En cuanto a la nueva licitación, la administración actual, encabezada por el director Ejecutivo Fernando García, introdujo cambios mediante la Adenda Nº 1 y la Versión 2 del pliego.
Mientras el contrato de 2022 exigía un sistema de lavado, llenado y tapado automático, la nueva licitación cambia hacia una lavadora y enjuagadora manual.
Asimismo, se flexibilizó en el nuevo llamado la experiencia exigida a los oferentes: de requerir tres contratos similares en los últimos cinco años, el nuevo pliego ahora solo exige dos contratos en un lapso de diez años.
respuesta. Alfonso Bogarín, coordinador general de Proyectos del Servicio Nacional de Saneamiento Ambiental, explicó los pormenores del proceso de rescisión contractual de una obra cuya recepción provisoria se realizó en noviembre de 2024.
Detalló que, tras la recepción provisoria, se dejaron asentadas observaciones menores como detalles de pintura y zócalos que, a criterio de la fiscalización de obras, no eran sustanciales ni impedían la puesta en operación. Sin embargo, el contratista debía proveer insumos, repuestos y bidones necesarios para la puesta en marcha, además de ejecutar el plan de operación, mantenimiento y capacitación durante 90 días, etapa en la que se debía abonar el 10% restante del contrato.

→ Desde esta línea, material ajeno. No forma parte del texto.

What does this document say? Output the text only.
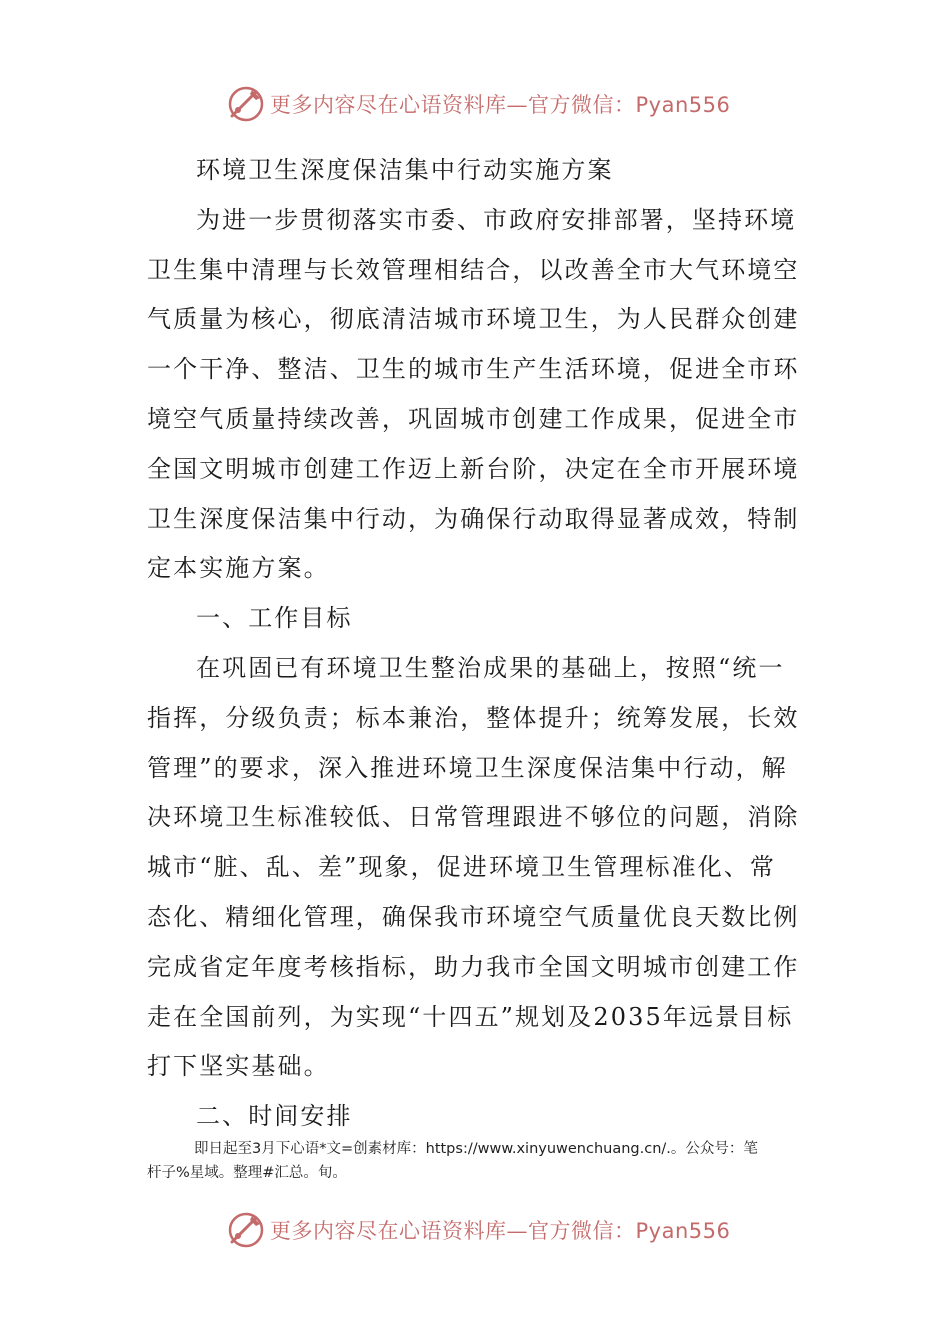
更多内容尽在心语资料库—官方微信：Pyan556

环境卫生深度保洁集中行动实施方案

为进一步贯彻落实市委、市政府安排部署，坚持环境

卫生集中清理与长效管理相结合，以改善全市大气环境空

气质量为核心，彻底清洁城市环境卫生，为人民群众创建

一个干净、整洁、卫生的城市生产生活环境，促进全市环

境空气质量持续改善，巩固城市创建工作成果，促进全市

全国文明城市创建工作迈上新台阶，决定在全市开展环境

卫生深度保洁集中行动，为确保行动取得显著成效，特制

定本实施方案。

一、工作目标

在巩固已有环境卫生整治成果的基础上，按照“统一

指挥，分级负责；标本兼治，整体提升；统筹发展，长效

管理”的要求，深入推进环境卫生深度保洁集中行动，解

决环境卫生标准较低、日常管理跟进不够位的问题，消除

城市“脏、乱、差”现象，促进环境卫生管理标准化、常

态化、精细化管理，确保我市环境空气质量优良天数比例

完成省定年度考核指标，助力我市全国文明城市创建工作

走在全国前列，为实现“十四五”规划及2035年远景目标

打下坚实基础。

二、时间安排

即日起至3月下心语*文=创素材库：https://www.xinyuwenchuang.cn/.。公众号：笔
杆子%星域。整理#汇总。旬。
更多内容尽在心语资料库—官方微信：Pyan556
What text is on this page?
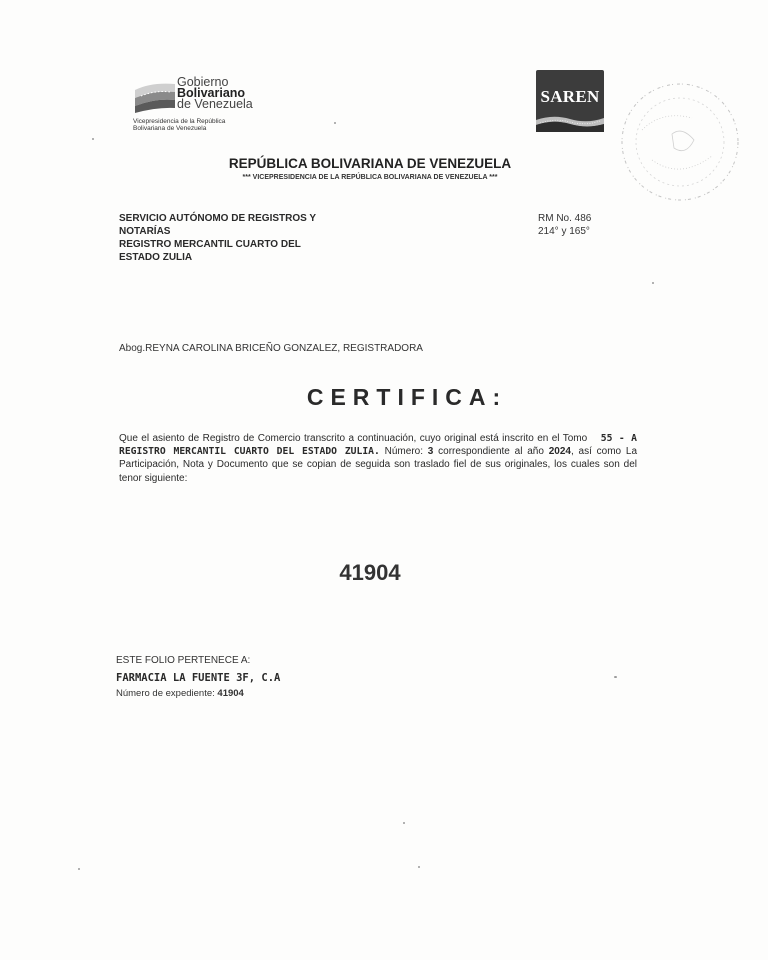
Gobierno
Bolivariano
de Venezuela
Vicepresidencia de la República
Bolivariana de Venezuela
SAREN
REPÚBLICA BOLIVARIANA DE VENEZUELA
*** VICEPRESIDENCIA DE LA REPÚBLICA BOLIVARIANA DE VENEZUELA ***
SERVICIO AUTÓNOMO DE REGISTROS Y
NOTARÍAS
REGISTRO MERCANTIL CUARTO DEL
ESTADO ZULIA
RM No. 486
214° y 165°
Abog.REYNA CAROLINA BRICEÑO GONZALEZ, REGISTRADORA
CERTIFICA:
Que el asiento de Registro de Comercio transcrito a continuación, cuyo original está inscrito en el Tomo 55 - A REGISTRO MERCANTIL CUARTO DEL ESTADO ZULIA. Número: 3 correspondiente al año 2024, así como La Participación, Nota y Documento que se copian de seguida son traslado fiel de sus originales, los cuales son del tenor siguiente:
41904
ESTE FOLIO PERTENECE A:
FARMACIA LA FUENTE 3F, C.A
Número de expediente: 41904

Según Bogarín, el conflicto surgió cuando el contratista no presentó un plan adecuado de operación y capacitación, incumplió con actividades técnicas previstas y, posteriormente, se negó a renovar la póliza de garantía de fiel cumplimiento, requisito indispensable en contratos de obra pública.
“El motivo fundamental de rescisión de contrato es no mantener las garantías contractuales”, afirmó. Indicó que pese a intentos de diálogo y reuniones en enero del 2024, la empresa no regularizó su situación ni renovó la garantía, alegando falta de recursos y solicitando pagos que administrativamente no podían procesarse sin póliza vigente. Finalmente, el caso fue elevado a asesoría jurídica del Ministerio de Salud.
Tras el rechazo de un recurso de reconsideración presentado por la firma, la asesoría jurídica remitió en diciembre el caso a la Procuraduría para iniciar acciones judiciales tendientes al cobro del 10% del monto total del contrato por incumplimiento.
Bogarín aclaró que tampoco se abonó el saldo correspondiente a la etapa final ni se devolvió la retención caucional, ya que esta solo procede con la recepción definitiva.
En cuanto a la nueva licitación, dijo que se trata de obras complementarias que estarán en un espacio contiguo. Se trata de un módulo de limpieza y un depósito de almacenamiento de bidones.
Para cubrir lo pendiente, harán otra licitación al terminar el litigio con la empresa Arar Casola Ingeniería SA.